Вот почему длинный рассказ Наташи во время многочасового перелета тем октябрьским днем стал для меня Рубиконом. Я слушал восторженный голос своей соседки и представлял того, кто может вернуть меня к нормальной жизни. Под гул турбин за бортом я прошел с еще неизвестным мне хилером долгую дорогу от пацана в одной из миллионов многодетных семей до целителя.
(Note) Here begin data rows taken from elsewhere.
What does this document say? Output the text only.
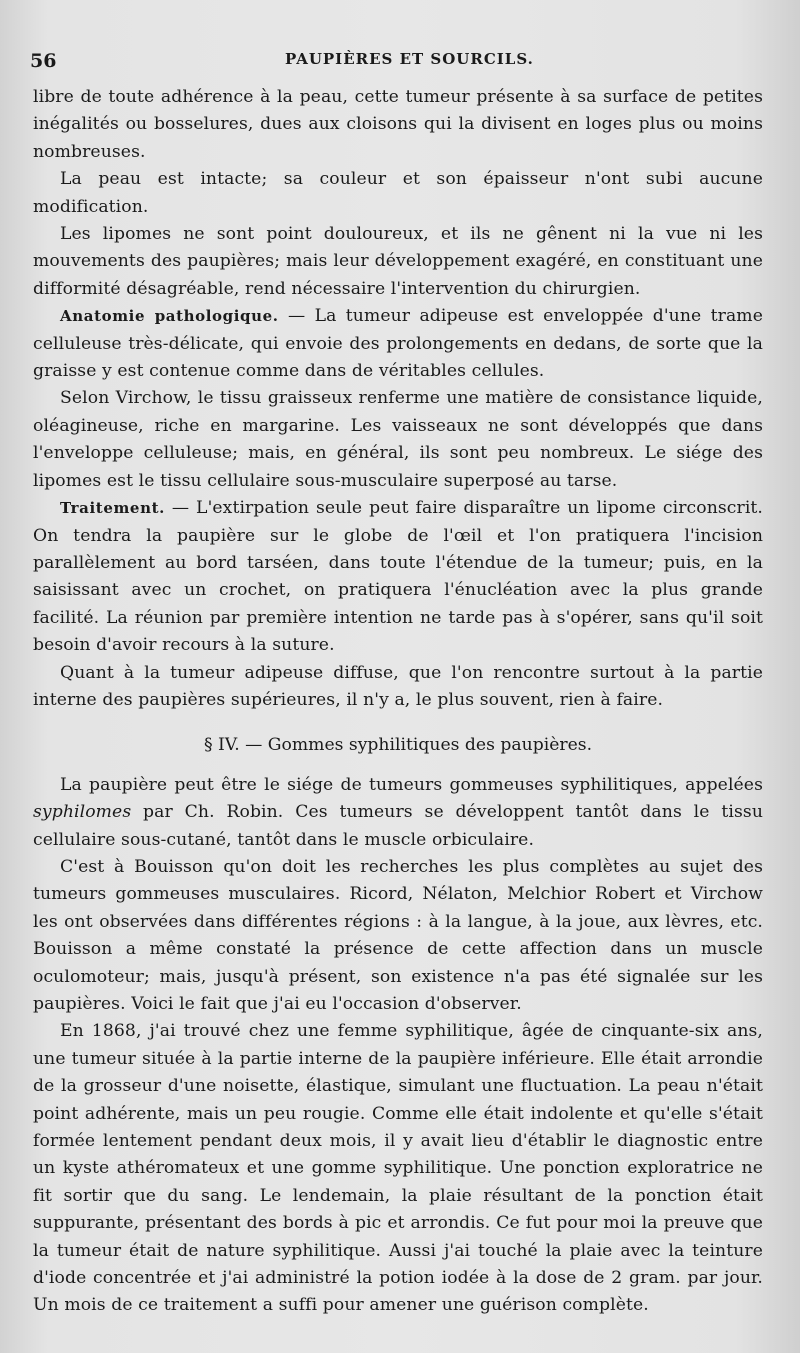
56	PAUPIÈRES ET SOURCILS.

libre de toute adhérence à la peau, cette tumeur présente à sa surface de petites inégalités ou bosselures, dues aux cloisons qui la divisent en loges plus ou moins nombreuses.

La peau est intacte; sa couleur et son épaisseur n'ont subi aucune modification.

Les lipomes ne sont point douloureux, et ils ne gênent ni la vue ni les mouvements des paupières; mais leur développement exagéré, en constituant une difformité désagréable, rend nécessaire l'intervention du chirurgien.

Anatomie pathologique. — La tumeur adipeuse est enveloppée d'une trame celluleuse très-délicate, qui envoie des prolongements en dedans, de sorte que la graisse y est contenue comme dans de véritables cellules.

Selon Virchow, le tissu graisseux renferme une matière de consistance liquide, oléagineuse, riche en margarine. Les vaisseaux ne sont développés que dans l'enveloppe celluleuse; mais, en général, ils sont peu nombreux. Le siége des lipomes est le tissu cellulaire sous-musculaire superposé au tarse.

Traitement. — L'extirpation seule peut faire disparaître un lipome circonscrit. On tendra la paupière sur le globe de l'œil et l'on pratiquera l'incision parallèlement au bord tarséen, dans toute l'étendue de la tumeur; puis, en la saisissant avec un crochet, on pratiquera l'énucléation avec la plus grande facilité. La réunion par première intention ne tarde pas à s'opérer, sans qu'il soit besoin d'avoir recours à la suture.

Quant à la tumeur adipeuse diffuse, que l'on rencontre surtout à la partie interne des paupières supérieures, il n'y a, le plus souvent, rien à faire.

§ IV. — Gommes syphilitiques des paupières.

La paupière peut être le siége de tumeurs gommeuses syphilitiques, appelées syphilomes par Ch. Robin. Ces tumeurs se développent tantôt dans le tissu cellulaire sous-cutané, tantôt dans le muscle orbiculaire.

C'est à Bouisson qu'on doit les recherches les plus complètes au sujet des tumeurs gommeuses musculaires. Ricord, Nélaton, Melchior Robert et Virchow les ont observées dans différentes régions : à la langue, à la joue, aux lèvres, etc. Bouisson a même constaté la présence de cette affection dans un muscle oculomoteur; mais, jusqu'à présent, son existence n'a pas été signalée sur les paupières. Voici le fait que j'ai eu l'occasion d'observer.

En 1868, j'ai trouvé chez une femme syphilitique, âgée de cinquante-six ans, une tumeur située à la partie interne de la paupière inférieure. Elle était arrondie de la grosseur d'une noisette, élastique, simulant une fluctuation. La peau n'était point adhérente, mais un peu rougie. Comme elle était indolente et qu'elle s'était formée lentement pendant deux mois, il y avait lieu d'établir le diagnostic entre un kyste athéromateux et une gomme syphilitique. Une ponction exploratrice ne fit sortir que du sang. Le lendemain, la plaie résultant de la ponction était suppurante, présentant des bords à pic et arrondis. Ce fut pour moi la preuve que la tumeur était de nature syphilitique. Aussi j'ai touché la plaie avec la teinture d'iode concentrée et j'ai administré la potion iodée à la dose de 2 gram. par jour. Un mois de ce traitement a suffi pour amener une guérison complète.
Путь целителя начинается с того, что по всем островам архипелага монахи ищут по известным только им критериям необычных детей и берут их на воспитание. Высоко в горах есть монастырь, где их обучают до совершеннолетия. Причем отсев достаточно большой: далеко не все выдерживают суровые условия или оправдывают надежды учителей. Таких возвращают к обычной жизни. Оставшиеся должны пройти суровый экзамен – 30-дневную «сухую» голодовку. Только тогда в человеке происходят какие-то изменения, и он становится хилером. Без пищи и воды послушник должен провести 30 дней в пещере за молитвами. В любой момент он может уйти или попросить помощи, но лишь выдержавший испытание затем проходит посвящение в хилеры. У него открывается способность видеть человека насквозь, со всеми недугами. Находясь только в одном из четырех уникальных мест, он способен концентрировать таинственную энергию для излечения болезней.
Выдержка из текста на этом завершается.